#FACT,Ī record with a time stamp falling in this time safety interval will be selected twice from the CDS view. If you do not add this annotation, a default delay of 1800 seconds, i.e. You can specify the safety interval using this maxDelayInSeconds This can accommodate technical delays like waiting for a database commit on the application system side.

In case of a real-time delta subscription by a streaming process chain, the real-time daemon checks for new records in the CDS views every 15 seconds by default.įor non-real-time delta subscriptions new records according to the delta criterion are directly pulled from the CDS view during extraction.Īs safeguarding measure, a safety interval can be specified. On a subsequent extraction request, only records with a higher time stamp/date value are extracted. Using this field, the ODP framework determines up to which record a data consumer has extracted records already. The following annotation identifies the relevant time/date field to be used by the ODP framework: #FACT, If no appropriate UTC time stamp is available in the application tables/CDS view, a date field can be used as well. Using a UTC time stamp is the preferred way for delta extraction.

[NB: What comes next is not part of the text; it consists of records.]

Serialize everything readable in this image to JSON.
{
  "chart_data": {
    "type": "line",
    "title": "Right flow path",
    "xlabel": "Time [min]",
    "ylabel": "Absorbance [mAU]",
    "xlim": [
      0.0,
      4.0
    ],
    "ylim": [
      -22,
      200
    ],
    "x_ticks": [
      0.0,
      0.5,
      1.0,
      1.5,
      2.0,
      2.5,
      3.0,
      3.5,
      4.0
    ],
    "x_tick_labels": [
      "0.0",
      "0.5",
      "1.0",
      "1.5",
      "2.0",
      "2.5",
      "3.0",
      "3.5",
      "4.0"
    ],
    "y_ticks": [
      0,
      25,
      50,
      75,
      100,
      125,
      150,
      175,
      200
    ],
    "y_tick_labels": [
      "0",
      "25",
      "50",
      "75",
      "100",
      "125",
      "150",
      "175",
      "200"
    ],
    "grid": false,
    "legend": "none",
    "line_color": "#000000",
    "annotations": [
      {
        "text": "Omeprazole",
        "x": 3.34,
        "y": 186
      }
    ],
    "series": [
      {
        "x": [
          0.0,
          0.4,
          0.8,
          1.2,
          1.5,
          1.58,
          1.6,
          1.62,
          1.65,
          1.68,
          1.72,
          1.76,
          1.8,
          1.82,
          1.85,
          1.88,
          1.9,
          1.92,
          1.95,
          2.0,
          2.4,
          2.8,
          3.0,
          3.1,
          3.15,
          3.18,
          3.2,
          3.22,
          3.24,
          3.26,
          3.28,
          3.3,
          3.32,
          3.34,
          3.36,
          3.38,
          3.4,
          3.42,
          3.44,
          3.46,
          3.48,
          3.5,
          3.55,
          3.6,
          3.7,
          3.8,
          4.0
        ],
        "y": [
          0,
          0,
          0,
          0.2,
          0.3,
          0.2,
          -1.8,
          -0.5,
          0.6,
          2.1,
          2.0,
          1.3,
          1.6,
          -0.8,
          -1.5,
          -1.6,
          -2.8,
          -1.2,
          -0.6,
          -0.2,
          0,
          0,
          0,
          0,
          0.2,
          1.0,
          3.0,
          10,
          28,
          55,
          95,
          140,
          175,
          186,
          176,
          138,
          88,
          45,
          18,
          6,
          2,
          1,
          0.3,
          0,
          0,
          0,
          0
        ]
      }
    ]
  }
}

You can use the following field types as delta criterion: The generic delta based on date / timestamp has been around since release SAP S/4HANA 1809 on-premise and relies on a date/time element being present in the CDS view reflecting the changes of the underlying records. Let’s check the two delta mechanisms in detail below, from which you can infer which option suites your data model and logic best.

The good news, the ODP framework for CDS extraction provides delta capabilities. Extraction of transaction data should always be delta enabled as this allows a seamless loading and reporting scenario.
Ibackup extractor safe full#
In most of the cases daily (nightly) full uploads are not what you want, as time windows for data extractions are limited. transaction data like sales orders or similar, the application needs to provide delta records. In cases, in which big data volumes with a frequent changes are expected, e.g. As promised in part one, let’s have a closer look at the delta handling in CDS based extraction.